Search Results (9 total)

We consider the escape of a flexible, self-avoiding polymer chain out of a confined geometry. By means of simulations, we demonstrate that the translocation time can be described by a simple scaling law that exhibits a nonlinear dependence on the degree of polymerization and that is sensitive to the nature of the confining geometry. These results contradict earlier predictions but are in agreement with recently confirmed geometry-dependent expressions for the free energy of confinement.

The original Thomson problem of “spherical crystallography” seeks the ground state of electron shells interacting via the Coulomb potential; however one can also study crystalline ground states of particles interacting with other potentials. We focus here on long-range power-law interactions of the form 1∕r^γ (0<γ<2), with the classic Thomson problem given by γ=1. At large R∕a, where R is the sphere radius and a is the particle spacing, the problem can be reformulated as a continuum elastic model that depends on the Young’s modulus of particles packed in the plane and the universal (independent of the pair potential) geometrical interactions between disclination defects. The energy of the continuum model can be expressed as an expansion in powers of the total number of particles, M∼(R∕a)², with coefficients explicitly related to both geometric and potential-dependent terms. For icosahedral configurations of 12 five-fold disclinations, the first nontrivial coefficient of the expansion agrees with explicit numerical evaluation for discrete particle arrangements to four significant digits; the discrepancy in the fifth digit arises from a contribution to the energy that is sensitive to the particular icosadeltahedral configuration and that is neglected in the continuum calculation. In the limit of a very large number of particles, an instability toward grain boundaries can be understood in terms of a “Debye-Huckel” solution, where dislocations have continuous Burgers’ vector “charges.” Discrete dislocations in grain boundaries for intermediate particle numbers are discussed as well.

We present a numerical study of colloidal crystal growth on finite templates. Specifically, we consider planar, crystalline templates with the structure of the 100, 110, and 100 faces of a fcc crystal. We explore how the size of the induced crystallites depends on template area, lattice spacing and degree of supersaturation. We find that thermal fluctuations of the templating particles around their average positions have a strong effect on the size of the crystallites that grow epitaxially. If the fluctuations exceed the Lindemann criterion, the templates cease to function as a crystallization seed. We find that our numerical results are well described by a suitably modified version of classical nucleation theory.

We used optical tweezers to measure the force-extension curve for the formation of tubes from giant vesicles. We show that a significant force barrier exists for the formation of tubes, which increases linearly with the radius of the area on which the pulling force is exerted. The tubes form through a first-order transition with accompanying hysteresis. We confirm these results with Monte Carlo simulations and theoretical calculations. Whether membrane tubes can be formed in, for example, biological cells, thus depends on the details of how forces are applied.
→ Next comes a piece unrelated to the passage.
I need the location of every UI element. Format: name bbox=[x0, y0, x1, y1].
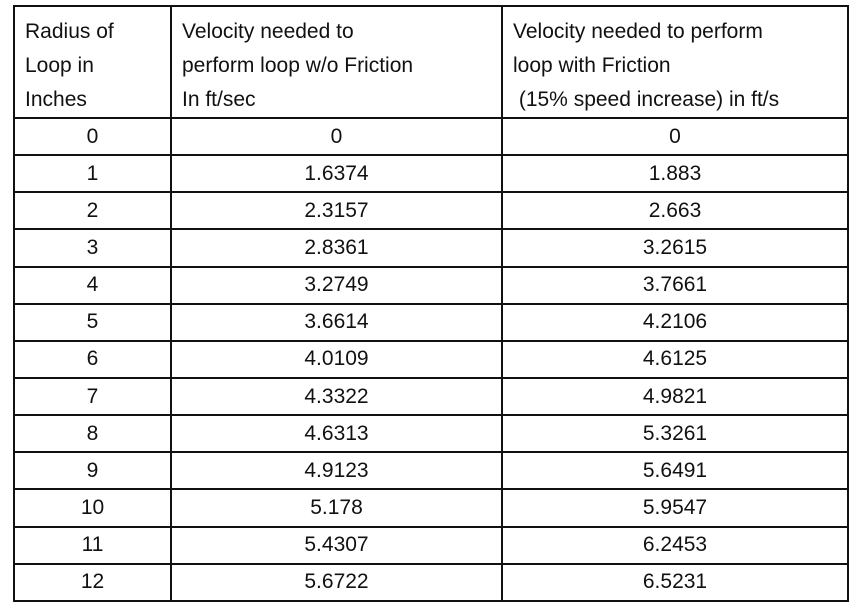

We report simulations of crystal nucleation in binary mixtures of hard spherical colloids with a size ratio of 1∶10. The stable crystal phase of this system can be either dense or expanded. We find that, in the vicinity of the solid-solid critical point where the crystallites are highly compressible, small crystal nuclei are less dense than large nuclei. This phenomenon cannot be accounted for by either classical nucleation theory or by the Gibbsian droplet model. We argue that the observed behavior is due to the surface stress of the crystal nuclei. The observed effect highlights a general deficiency of the most frequently used thermodynamic theories for crystal nucleation. Surface stress should lead to an experimentally observable expansion of crystal nuclei of colloids with short-ranged attraction and of globular proteins.

We attack the generalized Thomson problem, i.e., determining the ground state energy and configuration of many particles interacting via an arbitrary repulsive pairwise potential on a sphere via a continuum mapping onto a universal long range interaction between angular disclination defects parametrized by the elastic (Young) modulus Y of the underlying lattice and the core energy E_core of an isolated disclination. Predictions from the continuum theory for the ground state energy agree with numerical simulations of long range power law interactions of the form 1/r^γ (0<γ<2) to four significant figures. The generality of our approach is illustrated by a study of grain boundary proliferation for tilted crystalline order and square lattices on the sphere.

The formation of vortex loops (global cosmic strings) in an O(2) linear sigma model in three spatial dimensions is analyzed numerically. For over-damped Langevin dynamics we find that defect production is suppressed by an interaction between correlated domains that reduces the effective spatial variation of the phase of the order field. The degree of suppression is sensitive to the quench rate. A detailed description of the numerical methods used to analyze the model is also reported.

We determine the Poisson ratio of self-avoiding fixed-connectivity membranes, modeled as impenetrable plaquettes, to be σ  =  -0.37(6), in statistical agreement with the Poisson ratio of phantom fixed-connectivity membranes σ  =  -0.32(4). Together with the equality of critical exponents, this result implies a unique universality class for fixed-connectivity membranes. Our findings thus establish that physical fixed-connectivity membranes provide a wide class of auxetic (negative Poisson ratio) materials with significant potential applications in materials science.